Given the exponential growth of the volume of the ball w.r.t. its radius, the hyperbolic space is capable of embedding trees with arbitrarily small distortion and hence has received wide attention for representing hierarchical datasets. However, this exponential growth property comes at a price of numerical instability such that training hyperbolic learning models will sometimes lead to catastrophic NaN problems, encountering unrepresentable values in floating point arithmetic. In this work, we carefully analyze the limitation of two popular models for the hyperbolic space, namely, the Poincar\'e ball and the Lorentz model. We first show that, under the 64 bit arithmetic system, the Poincar\'e ball has a relatively larger capacity than the Lorentz model for correctly representing points. Then, we theoretically validate the superiority of the Lorentz model over the Poincar\'e ball from the perspective of optimization. Given the numerical limitations of both models, we identify one Euclidean parametrization of the hyperbolic space which can alleviate these limitations. We further extend this Euclidean parametrization to hyperbolic hyperplanes and exhibits its ability in improving the performance of hyperbolic SVM.

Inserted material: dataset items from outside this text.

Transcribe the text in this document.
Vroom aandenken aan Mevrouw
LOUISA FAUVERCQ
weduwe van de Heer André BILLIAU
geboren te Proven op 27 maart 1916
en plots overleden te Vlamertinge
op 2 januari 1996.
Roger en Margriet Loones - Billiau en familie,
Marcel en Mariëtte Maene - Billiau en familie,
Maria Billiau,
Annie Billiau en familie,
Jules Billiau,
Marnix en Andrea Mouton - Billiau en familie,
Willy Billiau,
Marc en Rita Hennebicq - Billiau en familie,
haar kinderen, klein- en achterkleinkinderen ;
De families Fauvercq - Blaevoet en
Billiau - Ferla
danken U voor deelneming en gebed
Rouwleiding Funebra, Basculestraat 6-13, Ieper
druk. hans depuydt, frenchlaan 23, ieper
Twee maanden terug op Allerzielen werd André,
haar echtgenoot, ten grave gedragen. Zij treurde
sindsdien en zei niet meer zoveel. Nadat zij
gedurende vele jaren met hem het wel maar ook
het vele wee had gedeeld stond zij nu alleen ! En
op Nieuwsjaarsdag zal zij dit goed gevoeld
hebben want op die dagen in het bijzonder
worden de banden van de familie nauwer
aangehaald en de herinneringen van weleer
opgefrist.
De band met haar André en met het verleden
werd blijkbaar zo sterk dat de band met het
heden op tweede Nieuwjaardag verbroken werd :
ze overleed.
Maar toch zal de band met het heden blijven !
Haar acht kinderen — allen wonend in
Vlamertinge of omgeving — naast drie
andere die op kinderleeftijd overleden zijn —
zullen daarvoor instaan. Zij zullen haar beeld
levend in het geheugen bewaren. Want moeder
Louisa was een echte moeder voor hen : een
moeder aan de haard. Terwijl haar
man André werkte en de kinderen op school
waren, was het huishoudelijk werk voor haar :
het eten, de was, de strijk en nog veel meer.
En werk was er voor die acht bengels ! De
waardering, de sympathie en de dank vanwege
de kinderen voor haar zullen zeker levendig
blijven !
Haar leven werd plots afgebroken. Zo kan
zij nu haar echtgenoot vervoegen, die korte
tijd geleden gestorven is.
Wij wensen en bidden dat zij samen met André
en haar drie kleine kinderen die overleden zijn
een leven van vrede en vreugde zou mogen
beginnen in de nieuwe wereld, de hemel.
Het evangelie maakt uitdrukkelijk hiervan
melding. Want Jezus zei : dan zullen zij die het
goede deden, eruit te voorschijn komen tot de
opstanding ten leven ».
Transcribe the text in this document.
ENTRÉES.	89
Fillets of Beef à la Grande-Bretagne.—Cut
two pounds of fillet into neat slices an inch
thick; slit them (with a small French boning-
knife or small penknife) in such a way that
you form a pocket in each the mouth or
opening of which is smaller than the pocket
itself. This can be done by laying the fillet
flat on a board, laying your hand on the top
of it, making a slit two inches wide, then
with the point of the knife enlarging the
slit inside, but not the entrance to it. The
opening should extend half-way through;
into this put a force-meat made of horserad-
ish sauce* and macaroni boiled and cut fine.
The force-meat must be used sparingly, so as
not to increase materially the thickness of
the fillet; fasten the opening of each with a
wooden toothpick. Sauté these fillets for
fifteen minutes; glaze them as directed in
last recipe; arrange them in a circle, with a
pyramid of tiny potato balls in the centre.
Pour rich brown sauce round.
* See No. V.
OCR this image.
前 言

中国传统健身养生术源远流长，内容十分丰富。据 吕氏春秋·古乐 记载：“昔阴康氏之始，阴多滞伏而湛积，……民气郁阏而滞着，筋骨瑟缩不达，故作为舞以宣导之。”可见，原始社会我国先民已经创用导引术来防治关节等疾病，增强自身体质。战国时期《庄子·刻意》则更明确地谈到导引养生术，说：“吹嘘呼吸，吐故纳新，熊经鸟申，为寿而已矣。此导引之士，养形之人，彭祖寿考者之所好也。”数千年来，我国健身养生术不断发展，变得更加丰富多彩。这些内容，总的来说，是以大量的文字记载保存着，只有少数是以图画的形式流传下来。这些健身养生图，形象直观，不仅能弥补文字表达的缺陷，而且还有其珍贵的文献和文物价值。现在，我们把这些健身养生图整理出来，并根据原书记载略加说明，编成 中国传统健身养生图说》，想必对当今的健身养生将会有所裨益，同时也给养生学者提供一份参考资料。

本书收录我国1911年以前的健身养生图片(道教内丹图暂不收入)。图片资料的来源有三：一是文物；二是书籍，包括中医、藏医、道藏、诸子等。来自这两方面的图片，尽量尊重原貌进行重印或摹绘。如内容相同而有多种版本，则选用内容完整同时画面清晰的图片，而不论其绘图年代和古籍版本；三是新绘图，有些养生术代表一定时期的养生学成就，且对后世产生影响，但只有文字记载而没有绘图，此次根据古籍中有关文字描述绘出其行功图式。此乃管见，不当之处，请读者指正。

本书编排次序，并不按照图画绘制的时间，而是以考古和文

翻译：鉴于球的半径量的指数增长,双曲空间能够将树嵌入任意的小扭曲,从而引起代表等级数据集的广泛关注。然而,这种指数增长属性是以数字不稳定的价格产生的,因此培训双曲学习模型有时会导致灾难性的NNN问题,在浮动点算术中遇到无法反映的数值。在这项工作中,我们仔细分析双曲空间的两个流行模型,即Poincar\'e球和Lorentz模型的局限性。我们首先显示,在64位数算术系统下,Poincar\'e球比Lorentz模型的正确代表点能力要大得多。然后,我们从优化的角度从理论上验证Lorentz模型优于Poincar\'e球的优势。鉴于两种模型的数值限制,我们找出了一种超曲解的超曲空间的极美化,可以减轻这些限制。我们进一步将这种Euclidean paremterizizizizization 扩大到了超低调的超高压平板。